According to World Health Organisation data (updated in March 2011), worldwide obesity rates have more than doubled in the past 31 years, since 1980. What makes this even more startling is that more than 1.5 billion adults (over 20 years of age) and 43 million children (under 5 years of age) are suffering from obesity – a preventable condition.
These results are staggering especially when in Australia and other developed nations such as America and the UK, it is possible to prevent the development of obesity through lifestyle choices. Sadly, lifestyle choices regarding health, nutrition, and exercise are left up to the individual and not everyone is equipped to make the best choice, either for themselves or their families.
Factors that influence the development of obesity
For many people, the idea that someone ‘chooses’ to ‘allow’ themselves to become obese is difficult to understand. Yet there are many factors which result in a person being obese. In general, obesity is not a choice but is something that creeps up on a person due to many years of poor eating habits, limited exercise, low self-esteem, and in many cases, emotional eating in which an individual uses food like a drug.
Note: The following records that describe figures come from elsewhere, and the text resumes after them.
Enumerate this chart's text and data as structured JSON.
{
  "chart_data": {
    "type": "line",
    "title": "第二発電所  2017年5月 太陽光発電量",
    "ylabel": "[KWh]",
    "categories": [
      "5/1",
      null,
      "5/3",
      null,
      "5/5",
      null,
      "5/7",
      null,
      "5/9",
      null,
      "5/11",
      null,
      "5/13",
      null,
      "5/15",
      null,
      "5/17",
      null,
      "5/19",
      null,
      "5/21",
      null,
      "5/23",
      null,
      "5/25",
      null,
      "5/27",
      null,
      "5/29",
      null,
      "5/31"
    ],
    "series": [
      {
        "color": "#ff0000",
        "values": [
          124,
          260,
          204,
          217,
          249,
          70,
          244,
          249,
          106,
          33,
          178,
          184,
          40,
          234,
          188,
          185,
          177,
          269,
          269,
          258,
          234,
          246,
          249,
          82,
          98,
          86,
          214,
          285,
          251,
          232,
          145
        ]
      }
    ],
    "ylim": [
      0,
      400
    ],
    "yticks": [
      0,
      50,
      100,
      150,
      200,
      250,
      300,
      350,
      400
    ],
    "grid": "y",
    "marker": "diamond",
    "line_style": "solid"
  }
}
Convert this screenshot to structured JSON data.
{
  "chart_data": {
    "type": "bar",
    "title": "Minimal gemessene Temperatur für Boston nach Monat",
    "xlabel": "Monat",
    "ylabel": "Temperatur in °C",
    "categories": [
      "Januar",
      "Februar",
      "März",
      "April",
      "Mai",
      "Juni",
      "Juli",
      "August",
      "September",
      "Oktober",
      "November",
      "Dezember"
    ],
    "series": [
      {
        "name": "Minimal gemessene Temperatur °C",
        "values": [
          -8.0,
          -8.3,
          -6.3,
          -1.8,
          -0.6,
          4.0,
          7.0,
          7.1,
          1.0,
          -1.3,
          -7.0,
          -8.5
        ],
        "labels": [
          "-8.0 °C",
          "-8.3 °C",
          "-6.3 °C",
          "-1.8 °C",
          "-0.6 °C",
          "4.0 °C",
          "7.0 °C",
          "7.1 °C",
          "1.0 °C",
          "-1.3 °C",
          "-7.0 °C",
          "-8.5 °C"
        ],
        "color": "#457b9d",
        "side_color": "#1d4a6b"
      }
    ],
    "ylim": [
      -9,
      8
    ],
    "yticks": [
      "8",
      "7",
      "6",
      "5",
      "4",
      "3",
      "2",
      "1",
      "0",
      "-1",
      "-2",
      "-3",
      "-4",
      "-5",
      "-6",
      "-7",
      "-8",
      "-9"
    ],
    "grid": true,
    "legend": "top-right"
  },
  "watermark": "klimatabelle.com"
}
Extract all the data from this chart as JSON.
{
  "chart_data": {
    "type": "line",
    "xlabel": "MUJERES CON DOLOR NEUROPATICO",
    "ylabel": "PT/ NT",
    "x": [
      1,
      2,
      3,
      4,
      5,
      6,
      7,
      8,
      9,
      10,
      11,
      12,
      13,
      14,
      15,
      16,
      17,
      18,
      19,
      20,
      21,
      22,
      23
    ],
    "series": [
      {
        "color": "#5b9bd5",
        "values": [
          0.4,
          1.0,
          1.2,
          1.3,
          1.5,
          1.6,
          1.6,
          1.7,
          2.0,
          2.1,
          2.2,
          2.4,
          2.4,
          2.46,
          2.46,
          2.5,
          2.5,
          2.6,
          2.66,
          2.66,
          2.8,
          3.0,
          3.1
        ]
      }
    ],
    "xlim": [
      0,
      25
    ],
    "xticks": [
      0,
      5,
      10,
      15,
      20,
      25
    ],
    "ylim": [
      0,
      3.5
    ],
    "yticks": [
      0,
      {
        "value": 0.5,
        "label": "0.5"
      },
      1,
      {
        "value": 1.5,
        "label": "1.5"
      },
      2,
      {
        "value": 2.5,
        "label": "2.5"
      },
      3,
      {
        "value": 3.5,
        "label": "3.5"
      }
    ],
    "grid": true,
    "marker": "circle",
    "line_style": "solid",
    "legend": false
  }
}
At the most basic level, obesity or being overweight is the result of consuming more calories than an individual requires. When this occurs consistently, day after day, year after year, the result is a gradually increase in weight. It is not uncommon for doctors, dieticians or personal trainers to be told by someone with a weight problem that they didn’t realise they had ‘gotten so big’. It can and does creep up on many people until they realise their health is at stake.
However the development of obesity is not just about calories. Changes in food production, the introduction of an array of processed foods (often high in fat, calories, and chemical fillers), combined with lifestyle changes such as labour-saving machines, more ‘sit-down’ office positions, and less physical activity throughout the day also contributes to rising obesity rates.
The health risks of obesity
There is no question that obesity increases a person’s risk of other lifestyle conditions such as diabetes, heart disease, stroke, cancer, and arthritis. There is also little doubt that rising obesity rates place pressure on the health care system. But obesity is not just about the effect on governments or health systems. In addition to contributing to the development of other lifestyle conditions, obesity can and does have a significant impact on the emotion health of the sufferer and increasing the risk of death or permanent impairment.
The risks to obese children are just as significant and include not only the increased risk of lifestyle conditions but also breathing problems, hypertension, fractures, and of course the emotional impact of school yard bullying.
In spite of the serious implications of being obese, there are many steps that can be taken not just by individuals but by businesses, communities, governments to help reduce the rates of obesity both nationally and internationally.
There are many ways that obesity prevention can take place, and support and education are ideal places to start. For many people a lack of understanding of nutrition, exercise, and healthy food choices play a big part in the development of obesity as does socio-economic status. For people who lack cooking skills or nutritional knowledge it is much easier to buy pre-packaged and processed food than to try and prepare a healthy and nutritious meal.
While obesity prevention at its core involves reducing a person’s daily calorie intake and increasing the amount of exercise they do, education is also important. You cannot expect a person with no understanding of the basics of nutrition to know what it means to reduce saturated fats, increase unsaturated fats, limit simple sugars while increasing whole grains and complex carbohydrates, choose low GI foods, or to eat quality, lean proteins.
For obesity prevention to occur both here at home and globally, communities and governments needs to find a way to reintroduce quality, fresh foods at affordable prices, and educate children and adults alike about cooking, nutrition, and exercise. While it may look as if obesity is an individual problem the solution is anything but. Support, time, and education is needed from all areas if the world’s obesity are to be successful in losing weight.